Older moms may also encounter other health issues, including diabetes and high blood pressure, "that seem to be more pronounced during pregnancy," says obstetrician Dr. Irwin Glassman, who sees a handful of such patients at his East Sahara Avenue office.

"Your body and your mind change when you're pregnant. It really is a tremendous stress on a woman," he says.

"But an older woman may not be used to having things out of her control, after (spending) 15 years heading up a multimillion dollar business or being a corporate executive."

On the other hand, "They have waited a long time for this child usually. They have wanted this, so they're willing to make these changes," says Barbara Ludwig, director of community services for Columbia Sunrise Hospital, who oversees the Baby and Me parenting classes there.

She doesn't think 40 is too old to be a mother these days. "When we're going to live to be 80, what's 40?"

"I think we'll see more stories about older moms because it's pushing the edge," says Janine Drake, manager of the Pathways to Parenthood maternal education program at Desert Springs Hospital.

Advancements in fertility treatments will also help bolster their numbers. According to ACOG, all women experience a decrease in fertility starting in their early 30s.

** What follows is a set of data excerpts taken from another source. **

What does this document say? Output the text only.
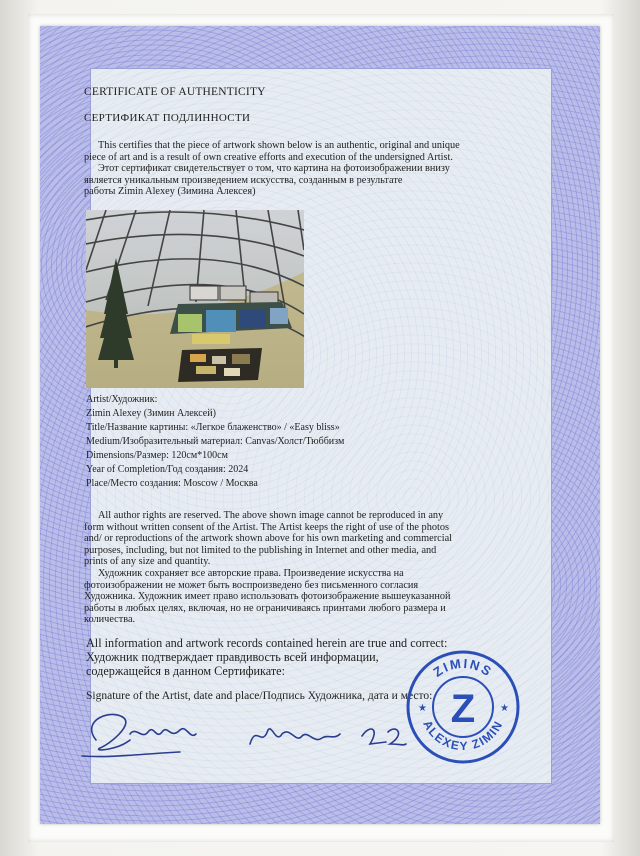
CERTIFICATE OF AUTHENTICITY
СЕРТИФИКАТ ПОДЛИННОСТИ
This certifies that the piece of artwork shown below is an authentic, original and unique
piece of art and is a result of own creative efforts and execution of the undersigned Artist.
Этот сертификат свидетельствует о том, что картина на фотоизображении внизу
является уникальным произведением искусства, созданным в результате
работы Zimin Alexey (Зимина Алексея)
Artist/Художник:
Zimin Alexey (Зимин Алексей)
Title/Название картины: «Легкое блаженство» / «Easy bliss»
Medium/Изобразительный материал: Canvas/Холст/Тюббизм
Dimensions/Размер: 120см*100см
Year of Completion/Год создания: 2024
Place/Место создания: Moscow / Москва
All author rights are reserved. The above shown image cannot be reproduced in any
form without written consent of the Artist. The Artist keeps the right of use of the photos
and/ or reproductions of the artwork shown above for his own marketing and commercial
purposes, including, but not limited to the publishing in Internet and other media, and
prints of any size and quantity.
Художник сохраняет все авторские права. Произведение искусства на
фотоизображении не может быть воспроизведено без письменного согласия
Художника. Художник имеет право использовать фотоизображение вышеуказанной
работы в любых целях, включая, но не ограничиваясь принтами любого размера и
количества.
All information and artwork records contained herein are true and correct:
Художник подтверждает правдивость всей информации,
содержащейся в данном Сертификате:
Signature of the Artist, date and place/Подпись Художника, дата и место:
ZIMINS
ALEXEY ZIMIN
Z
★	★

"The desire for a family is sometimes a completion cycle for a woman. If we can make that available, that's good," Drake says.

But treatments can be costly, ranging into the thousands of dollars, and, as Mary Killion learned, success is not guaranteed.

The 41-year-old and her husband, Mike, a tax assessor for Clark County, underwent fertility treatments for two years, but to no avail.

"It just didn't work for us," says Killion, recreational field supervisor for the City of Las Vegas Parks and Leisure department.

Earlier this year, the couple adopted infant twin boys, Kyle and Drew, in a process that took about six months.

"We couldn't have gotten pregnant and had a baby as fast as we adopted," she says.

Caring for the twosome, however, has been no small feat. Both parents have taken time off work to stay home with the 5-month-old babies.

But you won't catch them complaining. "This is our choice. We are ready to settle down and do the family thing," she says.

"Every once in a while you wonder, 'What in the world was I thinking?,' but I think all moms do that."

But not all moms will be in their 50s when their children are preteens.

"I guess you could spend a lot of time thinking about about that," Killion says, "but the way my life worked out, I did not have children at 25."

And that's not a bad thing, Drake says.

Older women usually are "mentally ready for these babies. They've accomplished major goals in their life" and lifestyle routines have already been established.

The registered nurse speaks from experience.

A decade ago, at age 34 and following the birth of her son, John, Drake founded a local support group for mature mothers that met monthly for seven years.

"We just needed to get together and have that connection," she says. "Support systems were very hard to find for older moms."

And still are. Parenting classes designed specifically for older parents are not offered through any of the local hospitals.

Ludwig says only a few of these parents have attended Colubia Sunrise's classes. "They come so they can learn in an atmosphere that's pretty neutral," she says.

Killion, however, hopes that age has brought her the wisdom she needs to succeed as a mother.

Over the years, "I think you learn about priorities and what really matters in your life," she says, "and to not let things upset you as much as they would when you were younger."

Like being called Grandma.

While showing pictures of the twins recently, someone mistook Killion, whose hair is prematurely white, for the boys' grandmother.

"It's something that I've dealt with for a long time and sometimes it bothers me, but what can you do?" she says.

"For women in our society, it's not easy to age. It's a real sensitive issue. I think being a mom is being a mom whether you're 25 or 41."